Durante casi todo el siglo XX
fue la región con mayor promedio de crecimiento económico. Sin embargo, nuestros países
tienen también la mayor desigualdad social del mundo. En los últimos años se hizo un
esfuerzo ejemplar por construir democracias y se generalizó la preocupación por los
derechos humanos; pero amplios sectores de su población, especialmente las mujeres y
quienes sufren segregación étnica, enfrentan dificultades a veces insuperables para
ejercer sus derechos ciudadanos. La creatividad intelectual y artística, así como su
diversidad cultural le han dado a Latinoamérica una personalidad histórica; pero ella no
logra aún su unidad política y económica como región en la época de los bloques.
Frente al proceso de la
globalización, América Latina y el Caribe han oscilado entre la adaptación pasiva y la
tentación autárquica. pero está teniendo lugar una revolución cautelosa, un proceso de
maduración intelectual y social que busca apropiarse de la complejidad, que sobre la base
de los aspectos positivos de modernizaciones que han costado tanto, quiere recuperar el
crecimiento económico y asociarlo con la igualdad y la justicia social, preservando la
sustentabilidad ambiental. Sin ignorar la globalización, pero sin someterse a ella,
nuestros pueblos tienen ante sí la tarea de gobernar la globalización.
Gobernar la globalización es
un cambio de responsabilidad compartida. Compromete a los países del Norte y a los
países del Sur, a los gobiernos y a las organizaciones no gubernamentales, a las
comunidades locales y a las organizaciones internacionales. Si estamos frente a problemas
globales, se necesitan soluciones globales. Al final de la segunda conflagración mundial
fueron necesarios plantes políticos y económicos que conquistaron la paz y recuperaron a
los derrotados de las ruinas de la guerra.
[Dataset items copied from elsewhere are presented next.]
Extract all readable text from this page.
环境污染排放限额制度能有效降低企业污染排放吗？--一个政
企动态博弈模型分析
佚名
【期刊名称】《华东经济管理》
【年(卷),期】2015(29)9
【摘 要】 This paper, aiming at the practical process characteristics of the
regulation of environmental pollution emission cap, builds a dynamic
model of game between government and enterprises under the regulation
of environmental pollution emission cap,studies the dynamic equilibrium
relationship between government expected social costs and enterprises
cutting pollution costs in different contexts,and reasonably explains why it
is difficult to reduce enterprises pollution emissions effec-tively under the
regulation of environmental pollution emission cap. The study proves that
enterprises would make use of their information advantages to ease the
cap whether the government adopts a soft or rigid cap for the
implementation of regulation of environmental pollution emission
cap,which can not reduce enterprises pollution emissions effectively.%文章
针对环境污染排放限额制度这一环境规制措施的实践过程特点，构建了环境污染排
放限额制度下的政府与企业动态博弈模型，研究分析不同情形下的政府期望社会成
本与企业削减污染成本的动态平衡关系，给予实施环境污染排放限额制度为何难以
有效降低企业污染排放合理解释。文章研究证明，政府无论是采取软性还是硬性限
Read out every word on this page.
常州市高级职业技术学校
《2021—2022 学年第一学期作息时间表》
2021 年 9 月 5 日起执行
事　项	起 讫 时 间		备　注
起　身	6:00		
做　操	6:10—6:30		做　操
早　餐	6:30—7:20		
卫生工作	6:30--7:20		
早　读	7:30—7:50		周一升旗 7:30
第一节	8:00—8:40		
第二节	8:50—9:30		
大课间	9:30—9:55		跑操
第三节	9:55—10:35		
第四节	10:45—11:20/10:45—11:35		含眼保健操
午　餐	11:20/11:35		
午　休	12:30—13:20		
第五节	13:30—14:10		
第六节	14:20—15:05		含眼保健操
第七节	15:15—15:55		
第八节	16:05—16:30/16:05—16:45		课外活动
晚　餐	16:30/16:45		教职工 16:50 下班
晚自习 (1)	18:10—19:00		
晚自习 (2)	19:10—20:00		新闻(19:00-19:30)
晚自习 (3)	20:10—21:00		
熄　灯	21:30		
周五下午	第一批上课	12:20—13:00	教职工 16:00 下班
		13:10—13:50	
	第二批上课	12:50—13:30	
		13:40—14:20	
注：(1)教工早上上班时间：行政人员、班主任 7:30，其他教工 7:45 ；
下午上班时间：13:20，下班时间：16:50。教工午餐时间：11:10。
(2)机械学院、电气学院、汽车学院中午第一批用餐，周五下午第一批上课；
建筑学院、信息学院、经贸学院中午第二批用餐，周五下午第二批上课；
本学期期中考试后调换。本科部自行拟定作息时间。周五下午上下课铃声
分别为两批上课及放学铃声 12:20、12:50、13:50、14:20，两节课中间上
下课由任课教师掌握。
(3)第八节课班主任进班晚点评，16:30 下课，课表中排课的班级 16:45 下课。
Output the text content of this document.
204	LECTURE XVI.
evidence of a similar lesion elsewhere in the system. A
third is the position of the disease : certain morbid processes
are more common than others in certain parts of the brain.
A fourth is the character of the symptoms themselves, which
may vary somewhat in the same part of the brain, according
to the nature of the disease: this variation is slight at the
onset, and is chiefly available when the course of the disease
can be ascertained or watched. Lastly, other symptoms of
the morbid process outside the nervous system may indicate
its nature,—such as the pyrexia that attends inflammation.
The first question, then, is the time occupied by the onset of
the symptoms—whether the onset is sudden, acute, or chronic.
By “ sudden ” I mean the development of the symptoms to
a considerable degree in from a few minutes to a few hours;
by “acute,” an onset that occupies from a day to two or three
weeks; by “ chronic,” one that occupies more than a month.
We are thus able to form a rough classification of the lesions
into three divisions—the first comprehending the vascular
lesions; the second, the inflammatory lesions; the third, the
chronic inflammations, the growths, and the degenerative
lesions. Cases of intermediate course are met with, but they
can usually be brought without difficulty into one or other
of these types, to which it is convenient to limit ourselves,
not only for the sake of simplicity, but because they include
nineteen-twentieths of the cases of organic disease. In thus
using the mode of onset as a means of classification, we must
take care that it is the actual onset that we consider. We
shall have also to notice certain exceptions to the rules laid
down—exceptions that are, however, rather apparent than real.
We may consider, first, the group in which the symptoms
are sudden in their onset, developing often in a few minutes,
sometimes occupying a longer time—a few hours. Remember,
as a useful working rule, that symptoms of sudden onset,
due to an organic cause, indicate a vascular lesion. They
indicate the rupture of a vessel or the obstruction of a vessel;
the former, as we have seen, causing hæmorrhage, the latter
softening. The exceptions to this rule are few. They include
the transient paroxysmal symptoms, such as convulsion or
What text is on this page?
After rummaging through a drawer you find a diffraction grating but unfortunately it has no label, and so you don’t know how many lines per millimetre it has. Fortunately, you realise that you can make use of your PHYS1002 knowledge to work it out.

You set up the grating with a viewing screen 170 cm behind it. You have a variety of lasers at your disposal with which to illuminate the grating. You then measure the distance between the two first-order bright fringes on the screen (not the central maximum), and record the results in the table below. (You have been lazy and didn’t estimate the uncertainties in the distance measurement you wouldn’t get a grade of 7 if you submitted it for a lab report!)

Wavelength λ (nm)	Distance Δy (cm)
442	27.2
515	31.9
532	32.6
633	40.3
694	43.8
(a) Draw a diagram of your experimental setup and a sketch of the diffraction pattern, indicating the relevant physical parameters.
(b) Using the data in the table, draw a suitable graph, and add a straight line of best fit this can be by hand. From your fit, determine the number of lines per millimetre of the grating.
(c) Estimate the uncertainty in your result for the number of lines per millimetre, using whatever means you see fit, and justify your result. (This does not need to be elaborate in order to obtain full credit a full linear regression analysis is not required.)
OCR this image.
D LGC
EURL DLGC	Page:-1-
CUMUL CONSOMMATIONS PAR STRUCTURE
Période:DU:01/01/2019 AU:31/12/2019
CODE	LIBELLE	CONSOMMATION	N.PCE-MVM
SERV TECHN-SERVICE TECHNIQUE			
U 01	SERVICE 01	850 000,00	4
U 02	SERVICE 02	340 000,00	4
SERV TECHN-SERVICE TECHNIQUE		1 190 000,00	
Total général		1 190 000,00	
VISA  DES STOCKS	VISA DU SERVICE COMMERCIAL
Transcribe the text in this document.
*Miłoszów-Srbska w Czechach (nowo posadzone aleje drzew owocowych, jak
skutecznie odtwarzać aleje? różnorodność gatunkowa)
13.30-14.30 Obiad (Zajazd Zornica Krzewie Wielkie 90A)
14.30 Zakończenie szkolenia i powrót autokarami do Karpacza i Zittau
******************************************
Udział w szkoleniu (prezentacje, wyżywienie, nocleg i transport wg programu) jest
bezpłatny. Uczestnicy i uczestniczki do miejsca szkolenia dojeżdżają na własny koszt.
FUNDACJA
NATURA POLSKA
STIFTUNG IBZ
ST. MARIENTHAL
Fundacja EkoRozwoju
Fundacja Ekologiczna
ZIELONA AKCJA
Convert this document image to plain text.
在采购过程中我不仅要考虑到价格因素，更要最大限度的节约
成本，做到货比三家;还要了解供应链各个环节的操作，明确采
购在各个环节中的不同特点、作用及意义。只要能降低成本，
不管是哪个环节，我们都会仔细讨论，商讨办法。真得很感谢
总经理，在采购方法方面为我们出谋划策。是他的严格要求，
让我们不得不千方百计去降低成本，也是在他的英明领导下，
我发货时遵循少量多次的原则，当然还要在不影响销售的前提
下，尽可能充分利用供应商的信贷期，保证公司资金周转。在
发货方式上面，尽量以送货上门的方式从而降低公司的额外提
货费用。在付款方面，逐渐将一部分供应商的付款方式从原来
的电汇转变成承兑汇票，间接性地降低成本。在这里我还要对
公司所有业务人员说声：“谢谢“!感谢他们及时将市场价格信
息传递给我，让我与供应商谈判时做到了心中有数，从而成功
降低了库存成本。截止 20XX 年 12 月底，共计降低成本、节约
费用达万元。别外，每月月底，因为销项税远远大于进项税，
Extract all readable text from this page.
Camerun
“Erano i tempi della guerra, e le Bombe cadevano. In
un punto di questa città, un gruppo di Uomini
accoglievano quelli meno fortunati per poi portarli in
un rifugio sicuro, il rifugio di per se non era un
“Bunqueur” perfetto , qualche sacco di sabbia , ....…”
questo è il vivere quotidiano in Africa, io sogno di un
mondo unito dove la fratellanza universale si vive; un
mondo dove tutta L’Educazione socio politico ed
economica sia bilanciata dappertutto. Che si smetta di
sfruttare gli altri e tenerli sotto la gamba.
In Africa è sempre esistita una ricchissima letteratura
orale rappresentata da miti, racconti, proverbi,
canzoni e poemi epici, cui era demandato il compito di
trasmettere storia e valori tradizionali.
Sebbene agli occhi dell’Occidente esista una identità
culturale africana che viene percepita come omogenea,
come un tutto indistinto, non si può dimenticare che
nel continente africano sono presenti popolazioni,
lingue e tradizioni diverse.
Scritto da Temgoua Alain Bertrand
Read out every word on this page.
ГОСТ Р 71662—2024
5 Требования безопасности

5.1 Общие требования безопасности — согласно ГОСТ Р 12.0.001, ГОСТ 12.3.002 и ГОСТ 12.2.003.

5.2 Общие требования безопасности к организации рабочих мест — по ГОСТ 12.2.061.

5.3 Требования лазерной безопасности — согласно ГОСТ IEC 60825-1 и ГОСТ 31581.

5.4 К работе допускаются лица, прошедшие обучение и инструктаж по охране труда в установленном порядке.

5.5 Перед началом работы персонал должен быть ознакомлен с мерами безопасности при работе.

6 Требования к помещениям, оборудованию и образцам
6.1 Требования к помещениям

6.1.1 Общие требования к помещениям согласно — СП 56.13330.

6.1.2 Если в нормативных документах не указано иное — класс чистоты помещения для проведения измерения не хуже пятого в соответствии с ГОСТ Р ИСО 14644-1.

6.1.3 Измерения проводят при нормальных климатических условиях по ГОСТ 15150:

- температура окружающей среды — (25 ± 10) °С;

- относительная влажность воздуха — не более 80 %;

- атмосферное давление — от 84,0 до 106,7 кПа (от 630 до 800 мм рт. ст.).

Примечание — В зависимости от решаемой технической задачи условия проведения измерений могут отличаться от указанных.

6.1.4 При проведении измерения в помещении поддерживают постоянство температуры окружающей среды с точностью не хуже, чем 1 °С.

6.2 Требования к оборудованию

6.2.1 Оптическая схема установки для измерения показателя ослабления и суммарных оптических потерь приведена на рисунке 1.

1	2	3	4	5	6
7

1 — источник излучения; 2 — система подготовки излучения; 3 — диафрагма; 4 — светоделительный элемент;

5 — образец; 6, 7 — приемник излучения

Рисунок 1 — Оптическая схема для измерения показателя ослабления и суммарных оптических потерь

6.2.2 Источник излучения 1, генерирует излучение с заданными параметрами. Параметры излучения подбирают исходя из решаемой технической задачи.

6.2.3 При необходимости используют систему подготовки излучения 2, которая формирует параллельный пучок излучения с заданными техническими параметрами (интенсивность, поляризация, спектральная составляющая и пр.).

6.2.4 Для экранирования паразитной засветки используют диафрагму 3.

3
Al término de la guerra fría es
imprescindible un nuevo pacto de gobernabilidad global. El debe incluir un nuevo contrato
moral por la paz, y un nuevo arreglo que haga equitativos los flujos económicos
internacionales, controle la especulación financiera y democratice las comunicaciones,
para construir un orden de desarrollo compartido que libere a la humanidad de las ruinas
sociales de la pobreza y la desigualdad.
Este pacto debe expresar el
diálogo entre los pocos que disfrutan de la modernidad y la inmensa mayoría que ha sido
excluida de ella. Su sola realización será el reconocimiento de la necesidad de otra
modernidad, una en la que las diversidades que componen nuestros mestizajes puedan
reconocerse en igualdad y las potencialidades humanas puedan desplegarse. Para conquistar
ese pacto que gobierne la globalización y preserve la autodeterminación de la región y
de sus pueblos, América Latina y el Caribe deben integrar todas sus potencialidades. A
los esfuerzos y los avances de los diversos organismos de integración regional, debe
sumarse la voluntad decidida de nuestros gobiernos para la creación de una Comunidad
Latinoamericana de Naciones, de una Agenda Latinoamericana común que enfrente desde
nuestra perspectiva problemas tales como la deuda externa, la protección de esa patria
peregrina que son nuestros migrantes, y el combate al narcotráfico y de una
ciudadanía regional de pleno derecho. Esta es una necesidad impostergable para hacer
viables las propias estrategias nacionales de cada uno de nuestros países.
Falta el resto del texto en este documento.